To our knowledge, in literature only two studies evaluated the covariation between the morphology of the palate and the facial skeletal patterns using different sample of malocclusion. Parcha et al. [14], analysing the palatal morphology and its relationship to skeletal pattern in a general orthodontic population, underlined that high and narrow palatal vaults were principally associated to a hyperdivergent skeletal pattern while shallow and wide palates to a hypodivergent one. Paoloni et al. [15] evaluated a group of Class II malocclusion growing patients, showing that the tendency to develop a transverse deficit of the maxilla was more easily recognizable in Class II subjects with high angle mandibular pattern. Despite the different analysed subjects, both the two authors found covariation results that were similar to the ones found in our study. We confirmed that beyond the kind of sagittal malocclusion there is a strong correlation between the maxillary morphology and the vertical facial skeletal pattern.

The clinician should be aware of the close correlation between the transverse and vertical dimension and should carefully analyse both discrepancies in the diagnostic process of Class III malocclusion. Since the maxillary skeletal base widths and the maxillary intermolar widths were significantly smaller in this malocclusion [10], these patients may more often require orthopaedic maxillary expansion [29,30,31]. Moreover, among the predictive variables of treatment stability, gonial angle and vertical growth have been included [32, 33]. An unfavourable prognostic pattern of Class III malocclusion has been identified by narrow maxilla, obtuse gonial angle, increase vertical skeletal pattern [32, 33]. Considering these conditions, the control of the vertical dimension in Class III malocclusion growing patients may be advisable.

Limitations

Since the records were obtained from Class III individuals who chose to seek treatment and subjects who present for correction of their malocclusion, they may represent a more severe phenotype than occurs within the normal population. Moreover the study included only Caucasians so these results will not apply to other ethnic groups. As recommended by Parcha et al. [14], the palatal vault was assessed up to the gingival margin as described by previous studies in order to eliminate the influence of dental inclination and position in the alveolar bone.

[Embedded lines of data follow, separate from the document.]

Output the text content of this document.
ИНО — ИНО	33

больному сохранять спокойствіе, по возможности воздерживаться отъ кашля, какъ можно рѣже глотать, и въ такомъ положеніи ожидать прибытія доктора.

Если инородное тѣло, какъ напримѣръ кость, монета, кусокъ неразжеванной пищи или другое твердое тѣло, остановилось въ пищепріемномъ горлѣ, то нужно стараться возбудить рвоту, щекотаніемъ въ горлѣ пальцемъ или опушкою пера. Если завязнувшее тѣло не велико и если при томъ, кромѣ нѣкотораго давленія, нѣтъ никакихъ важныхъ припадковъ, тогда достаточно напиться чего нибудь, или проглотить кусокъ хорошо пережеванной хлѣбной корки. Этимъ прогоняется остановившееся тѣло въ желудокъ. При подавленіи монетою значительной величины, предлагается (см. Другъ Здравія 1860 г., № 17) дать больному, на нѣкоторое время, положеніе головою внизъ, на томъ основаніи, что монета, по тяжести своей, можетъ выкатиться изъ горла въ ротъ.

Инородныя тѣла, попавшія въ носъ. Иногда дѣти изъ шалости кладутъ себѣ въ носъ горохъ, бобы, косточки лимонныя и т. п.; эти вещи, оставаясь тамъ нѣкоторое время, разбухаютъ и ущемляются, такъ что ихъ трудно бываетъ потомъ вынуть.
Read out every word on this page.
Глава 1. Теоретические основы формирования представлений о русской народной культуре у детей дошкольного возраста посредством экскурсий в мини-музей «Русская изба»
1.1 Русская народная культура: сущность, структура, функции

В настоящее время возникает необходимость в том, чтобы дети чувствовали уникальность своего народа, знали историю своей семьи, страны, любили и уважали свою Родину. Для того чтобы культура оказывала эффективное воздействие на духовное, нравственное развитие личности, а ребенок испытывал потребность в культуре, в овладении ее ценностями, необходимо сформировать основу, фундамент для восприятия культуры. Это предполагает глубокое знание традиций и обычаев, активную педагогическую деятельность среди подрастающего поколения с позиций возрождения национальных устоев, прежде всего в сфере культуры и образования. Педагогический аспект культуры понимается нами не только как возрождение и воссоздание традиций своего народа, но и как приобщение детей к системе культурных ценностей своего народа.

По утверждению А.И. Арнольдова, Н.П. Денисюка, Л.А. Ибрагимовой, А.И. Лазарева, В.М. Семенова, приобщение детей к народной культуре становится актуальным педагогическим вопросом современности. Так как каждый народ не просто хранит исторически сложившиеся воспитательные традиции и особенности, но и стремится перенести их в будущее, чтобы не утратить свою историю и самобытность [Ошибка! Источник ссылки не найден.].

Although we accomplished a comprehensive three-dimensional description of palatal shape, the use of two-dimensional cephalometric radiographs, which exclude the transverse dimension of the craniofacial complex, is a noteworthy limitation.

Conclusions

Class III malocclusion growing subjects presented a statistically significant covariation between palatal and craniofacial morphology: in Class III subjects increments of angle divergence are related to narrow and high palates.